While stakeholders struggle to address this new market upheaval, and understand how it will impact business, let’s raise a few critical questions around new products coming in at a lower net price:

  •  Will it be easy for an existing product to simply match the price in order to keep market share? Conversely, will products having the most attractive cost, in combination with measurable outcomes, become the product of choice? 

  • Will this drive manufacturer/payer/PBM arrangements more quickly toward value-based contracting-already an important trend-especially for those that have been slow to adopt? 

  • Will branded products go the route of generic injectables, in which, at least in some cases, the pricing has dropped so low that many manufacturers have exited the space, creating a shortage in the market.

  • Will this change mean drug price stabilization, or launch a race to the bottom? 

Because a value-based approach seems inevitable, now more than ever, manufacturers, payers and channel participants should take a closer look at the benefits-and challenges-of value-based contracting (VBC).

Value-based contracting

A VBC blueprint offers strategies and guidance for successful negotiations that respond to changes resulting from regulatory and market pressures to reduce cost without compromising safety and quality. 

While value-based care with value-based contracting is touted as a solution to the challenges of affordability and sustainability in today’s marketplace, the operational complexity of implementing these types of arrangements, as well as the financial risks for manufacturers, must be carefully evaluated and navigated.

Many companies simply shy away from the opportunity and forego meaningful revenues, but the key to success lies in optimizing a strategy to show the value of a product to each health plan/payer, circumventing risk, and driving optimal reimbursement.

It’s important to understand the impact of bundled payments, accountable care, comparative effectiveness research (CER), evidence-based medicine (EBM), and payments linked to performance.

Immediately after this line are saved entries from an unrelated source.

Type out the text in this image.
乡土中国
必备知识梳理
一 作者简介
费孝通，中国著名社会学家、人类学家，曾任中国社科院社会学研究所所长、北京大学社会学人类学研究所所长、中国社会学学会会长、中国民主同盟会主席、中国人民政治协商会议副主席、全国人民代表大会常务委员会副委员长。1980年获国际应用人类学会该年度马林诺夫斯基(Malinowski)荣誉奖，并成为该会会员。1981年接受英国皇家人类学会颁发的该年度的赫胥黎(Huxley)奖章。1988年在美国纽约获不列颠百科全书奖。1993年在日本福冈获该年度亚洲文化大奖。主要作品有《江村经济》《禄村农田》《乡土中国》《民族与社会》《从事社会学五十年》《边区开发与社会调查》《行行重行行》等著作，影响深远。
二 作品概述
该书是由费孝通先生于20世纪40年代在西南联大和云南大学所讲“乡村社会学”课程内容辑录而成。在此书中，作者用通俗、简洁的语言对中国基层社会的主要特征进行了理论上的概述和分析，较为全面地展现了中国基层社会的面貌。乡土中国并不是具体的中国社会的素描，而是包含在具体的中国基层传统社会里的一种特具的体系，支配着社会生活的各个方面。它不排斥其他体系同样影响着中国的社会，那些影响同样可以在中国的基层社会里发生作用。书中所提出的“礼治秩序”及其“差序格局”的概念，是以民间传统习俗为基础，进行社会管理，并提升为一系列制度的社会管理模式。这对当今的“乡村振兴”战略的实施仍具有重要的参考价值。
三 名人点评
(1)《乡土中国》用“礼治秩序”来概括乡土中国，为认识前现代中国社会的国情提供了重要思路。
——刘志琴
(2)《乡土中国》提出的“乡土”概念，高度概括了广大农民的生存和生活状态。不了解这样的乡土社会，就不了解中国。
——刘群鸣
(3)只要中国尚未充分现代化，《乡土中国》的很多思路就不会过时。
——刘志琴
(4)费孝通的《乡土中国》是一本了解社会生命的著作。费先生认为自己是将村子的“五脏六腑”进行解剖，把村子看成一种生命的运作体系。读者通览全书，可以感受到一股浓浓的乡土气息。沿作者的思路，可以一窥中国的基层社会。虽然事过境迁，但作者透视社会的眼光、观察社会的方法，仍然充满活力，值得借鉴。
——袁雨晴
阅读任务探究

Complex regulatory issues must also be addressed in order to successfully negotiate value-based payment models.

Given the paradigm shift and growing calls for innovative approaches to commercialization, pricing, and reimbursement, stakeholders should seek a commercial services partner with expertise in the legal and business details surrounding commercial or government arrangements for payers. The right partners can also guide manufacturers on how to demonstrate flexibility and communicate their understanding and appreciation of stakeholder expectations.

VBC is an opportunity waiting to happen. The proposed rule should serve as a wake-up call, prompting stakeholders to seek the knowledge, expertise, and experience they need to achieve measurable results.